A la mañana siguiente, el campo era un hervidero de rumores. Algunos decían que los dos hombres iban a ser enviados a la celda de castigo, otros apuntaban que iban a convocar a un tribunal de oficiales para juzgar la disputa sobre el presunto robo. Un hombre aseguró saber de buena tinta que Lincoln Scott iba a ser trasladado a una habitación donde estaría solo, otro afirmó que Bedford contaba con el apoyo de todo el contingente sureño de
kriegies
, y que al margen de lo que hiciera el coronel MacNamara, Lincoln Scott tenía los días contados.

Como solía ocurrir en estos casos, ninguno de los rumores más peregrinos era cierto.

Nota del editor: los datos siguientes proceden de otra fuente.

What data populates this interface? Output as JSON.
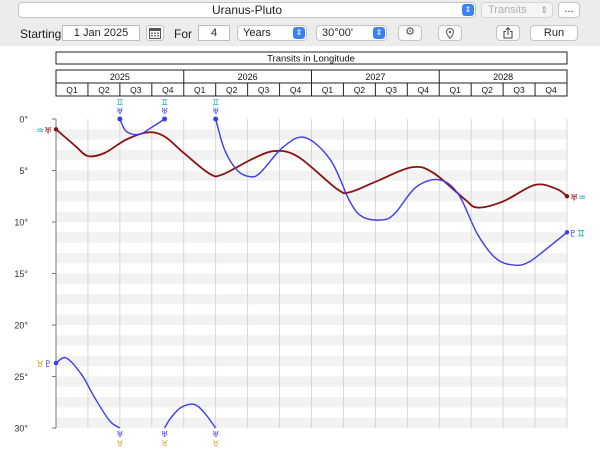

El coronel MacNamara se reunió en privado con cada uno de los implicados. Informó a Scott que lo trasladaría a otro barracón cuando quedara uno disponible, pero que él, MacNamara, no estaba dispuesto a ordenar a un hombre que se mudara de cuarto para acomodar al aviador negro. A Bedford le dijo que sin pruebas fidedignas, respaldadas por testigos que afirmaran que le habían robado, sus acusaciones carecían de fundamento. Le ordenó que dejara de meterse con Scott hasta que éste pudiera trasladarse a otro cuarto. MacNamara ordenó a ambos que procuraran no enfrentarse hasta que pudiera efectuarse dicho traslado. Les recordó que eran oficiales de un ejército en guerra y estaban sujetos a la disciplina militar. Les dijo que esperaba que ambos se comportaran como caballeros y que no quería volver a oír una palabra sobre el asunto. El último comentario contenía todo el peso de su ira; quedó claro, según comprendieron todos los
kriegies
al enterarse de ello, que por más que los dos hombres se odiaran mutuamente, el hecho de encabezar la lista de agravios del coronel MacNamara era algo enormemente serio.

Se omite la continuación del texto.